Thank you for your reply. That has been my understanding all along. The empirical evidence but more importantly the article on Fermi’s scheduler from U. of Rochester made me question it.
If something is unspecified, that does not mean the hardware must behave in an entirely unpredictable way. Given sufficient a-priori design knowledge, or else reverse engineering or analysis, its possible that someone could identify deterministic behavior in a particular implementation of the CUDA programming model. (I haven’t read the UofR paper and don’t know what to make of it. However it would be surprising to me if an external entity could provide exhaustive enough coverage to prove such a thing even for a single instance/implementation/article.)
But without a specification or guarantee, that knowledge, to my way of thinking, is not particularly valuable and does not constitute “useful” information that can be relied on from the programmer’s point of view. Creating a demonstrator that “seems to work” doesn’t change my view.
Those are just my own opinions. Anyone is of course welcome to program in any manner they see fit.
If you use the performance on the same architecture (your own system or embedded system with always the same HW+SW), and a performance degradation is not critical, then it may be fine to use an observed behavior. E.g. for batch processing.
But you better should not rely on it for correctness or if minimum performance is critical (e.g. safety / real-time).
(But I am just a user, orient yourself on Robert’s warning).
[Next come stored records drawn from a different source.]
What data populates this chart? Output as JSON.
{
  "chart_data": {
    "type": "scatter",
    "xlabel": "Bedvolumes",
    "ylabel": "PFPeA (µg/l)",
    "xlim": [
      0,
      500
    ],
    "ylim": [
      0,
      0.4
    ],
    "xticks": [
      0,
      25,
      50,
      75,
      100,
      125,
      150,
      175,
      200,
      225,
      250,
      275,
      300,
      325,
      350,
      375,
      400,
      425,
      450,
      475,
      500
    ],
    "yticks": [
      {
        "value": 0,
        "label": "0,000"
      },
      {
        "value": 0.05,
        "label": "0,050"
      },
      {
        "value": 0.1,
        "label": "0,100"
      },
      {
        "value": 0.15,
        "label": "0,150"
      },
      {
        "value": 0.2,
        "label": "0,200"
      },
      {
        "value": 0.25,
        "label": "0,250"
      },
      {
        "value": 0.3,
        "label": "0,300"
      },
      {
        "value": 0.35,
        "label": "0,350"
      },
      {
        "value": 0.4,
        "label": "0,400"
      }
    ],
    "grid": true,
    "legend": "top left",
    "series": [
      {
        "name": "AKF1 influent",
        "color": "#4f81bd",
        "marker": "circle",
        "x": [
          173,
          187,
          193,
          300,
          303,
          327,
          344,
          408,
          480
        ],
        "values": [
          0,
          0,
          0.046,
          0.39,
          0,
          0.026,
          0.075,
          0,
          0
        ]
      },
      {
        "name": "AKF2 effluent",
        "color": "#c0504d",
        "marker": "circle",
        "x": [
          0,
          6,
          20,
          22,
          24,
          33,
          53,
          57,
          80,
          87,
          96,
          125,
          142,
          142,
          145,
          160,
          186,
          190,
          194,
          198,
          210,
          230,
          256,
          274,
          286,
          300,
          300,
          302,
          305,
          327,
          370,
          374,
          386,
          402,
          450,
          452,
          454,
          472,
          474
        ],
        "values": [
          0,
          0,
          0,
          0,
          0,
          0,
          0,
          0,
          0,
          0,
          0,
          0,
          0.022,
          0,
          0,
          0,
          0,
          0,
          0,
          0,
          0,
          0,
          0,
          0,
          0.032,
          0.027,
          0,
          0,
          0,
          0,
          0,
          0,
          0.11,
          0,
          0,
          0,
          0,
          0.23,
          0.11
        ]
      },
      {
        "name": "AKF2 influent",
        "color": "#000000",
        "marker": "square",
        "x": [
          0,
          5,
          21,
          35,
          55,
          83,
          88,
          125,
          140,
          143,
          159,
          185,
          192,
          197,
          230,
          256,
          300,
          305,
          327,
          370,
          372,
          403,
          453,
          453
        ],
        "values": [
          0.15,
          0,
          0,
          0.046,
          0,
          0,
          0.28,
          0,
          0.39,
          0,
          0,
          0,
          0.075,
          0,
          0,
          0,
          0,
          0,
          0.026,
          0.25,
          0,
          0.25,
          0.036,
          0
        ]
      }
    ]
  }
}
Fun fact: The decoupled look-back algorithm which is used in CCCL implicitly makes assumptions on block ordering, with the authors saying “This is not strictly safe within the CUDA programming model, but we take advantage of the fact that our current HW behaves this way.”
Another fun fact:
I changed the code I was referring, to use a global atomic for block ordering and identification, instead of blockIdx.x and observed a slight performance improvement!